Option Awards.    In addition to the discussion in the CD&A under Long-Term Compensation,” a brief summary of the provisions of the Company’s LTICP under which stock options, including reload options, are granted and exercised appears following the Grants of Plan-Based Awards table. The amount shown as Option Awards in column (f) above includes FAS 123R expense for reload options received by each named executive officer in 2006 upon such officer’s exercise of underlying original options granted prior to 2004. The amount of this expense is included in the amount shown as each named executive officer’s “Total Compensation” for 2006 in column (j) above. The HRC does not consider the value of these reload options as 2006 compensation because a reload option is a feature of an original option granted as long-term compensation prior to 2004. For example, in the case of Mr. Kovacevich, of the $16,826,148 shown as his option awards for 2006 in column (f) of the Summary Compensation Table, $7,460,680 of that amount represents FAS 123R compensation expense for an original option grant made in February 2006, with the remaining $9,365,468 representing FAS 123R expense for reload options received by Mr. Kovacevich in 2006 upon his exercise of underlying original options granted in 2002 and 2003. The HRC views a more accurate representation of Mr. Kovacevich’s total compensation for 2006 to be $20,481,415, after deducting $9,365,468 for reload options from the amount shown as his total 2006 compensation in column (j) of the Summary Compensation Table.
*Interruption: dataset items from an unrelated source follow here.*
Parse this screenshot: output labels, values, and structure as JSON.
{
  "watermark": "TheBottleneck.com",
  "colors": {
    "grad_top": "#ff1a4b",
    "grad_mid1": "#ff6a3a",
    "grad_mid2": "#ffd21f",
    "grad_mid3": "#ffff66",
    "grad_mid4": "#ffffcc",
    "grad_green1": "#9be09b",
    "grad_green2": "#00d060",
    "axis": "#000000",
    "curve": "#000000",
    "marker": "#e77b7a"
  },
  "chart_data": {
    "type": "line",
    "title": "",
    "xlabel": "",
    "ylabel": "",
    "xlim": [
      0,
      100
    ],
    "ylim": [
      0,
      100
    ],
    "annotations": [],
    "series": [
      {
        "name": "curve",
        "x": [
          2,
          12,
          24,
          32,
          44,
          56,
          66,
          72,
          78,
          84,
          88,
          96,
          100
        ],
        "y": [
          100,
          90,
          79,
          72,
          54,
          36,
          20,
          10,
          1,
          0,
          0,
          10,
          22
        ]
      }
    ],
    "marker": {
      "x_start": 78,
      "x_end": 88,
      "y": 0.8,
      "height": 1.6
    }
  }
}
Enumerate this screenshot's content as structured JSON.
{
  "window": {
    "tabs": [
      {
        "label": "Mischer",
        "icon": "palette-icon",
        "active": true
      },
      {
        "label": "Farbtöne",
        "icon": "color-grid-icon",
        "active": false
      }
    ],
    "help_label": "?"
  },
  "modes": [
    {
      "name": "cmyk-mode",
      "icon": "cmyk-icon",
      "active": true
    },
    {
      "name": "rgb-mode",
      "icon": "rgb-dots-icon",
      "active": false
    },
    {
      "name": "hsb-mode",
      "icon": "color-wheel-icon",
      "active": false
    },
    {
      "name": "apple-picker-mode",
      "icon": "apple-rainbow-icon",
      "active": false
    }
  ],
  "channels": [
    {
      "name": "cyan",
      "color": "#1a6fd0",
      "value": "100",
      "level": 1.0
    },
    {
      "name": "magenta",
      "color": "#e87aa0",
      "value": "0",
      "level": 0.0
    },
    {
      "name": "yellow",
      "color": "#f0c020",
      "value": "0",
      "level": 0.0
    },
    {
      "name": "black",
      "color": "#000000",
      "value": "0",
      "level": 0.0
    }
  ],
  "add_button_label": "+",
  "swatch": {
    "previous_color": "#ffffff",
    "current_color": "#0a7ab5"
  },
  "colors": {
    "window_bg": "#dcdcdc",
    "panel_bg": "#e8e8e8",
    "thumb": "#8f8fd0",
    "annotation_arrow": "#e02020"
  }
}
The same analysis applies to the “Total Compensation” amounts shown in this table for the other named executive officers, each of whom also received reload options in 2006.

 

Reload options granted or exercised in 2006, and reload options outstanding as of December 31, 2006 for the named executive officers are indicated by the designation “R” after the applicable reload option in the Grants of Plan-Based Awards, the Option Exercises and Stock Vested, and the Outstanding Equity Awards at Fiscal Year End tables on pages 56 through 63 of this proxy statement.

 

Non-Equity Incentive Plan Awards.    Stockholders should review the information provided in the CD&A under “Compensation Objectives—Objective No. 2–Pay-for-Performance” on pages 38 to 41 of this proxy statement with respect to the incentive awards paid in 2006 to our named executive officers and shown in column (g). A discussion of the provisions of our Performance Policy under which these incentive awards are paid also appears following the Grants of Plan-Based Awards table on pages 57 and 58 of this proxy statement.

 

All Other Compensation—Perquisites–Relocation Program.    As stated in the notes to the table included in footnote (7) to column (i), “All Other Compensation,” perquisites available to named executive officers may include benefits under our Relocation Program. Information about this program may be found on pages 81 and 82 of this proxy statement under Relocation Program.” As discussed in more detail under that heading, this program was amended on July 30, 2002 in response to the requirements of Sarbanes-Oxley to eliminate certain mortgage loan and other relocation benefits for executive officers. In lieu of such benefits, after July 30, 2002, we may pay a relocating executive officer a transfer bonus in an amount determined by senior management on the earlier of the date he or she commences employment or purchases a new home and annually thereafter. Mr. Stumpf relocated from Denver to San Francisco in 2001; Ms. Tolstedt relocated to San Francisco in 2002. As a result of these relocations, each of them became eligible to, and did receive transfer bonuses including, the transfer bonuses paid in 2006 discussed above.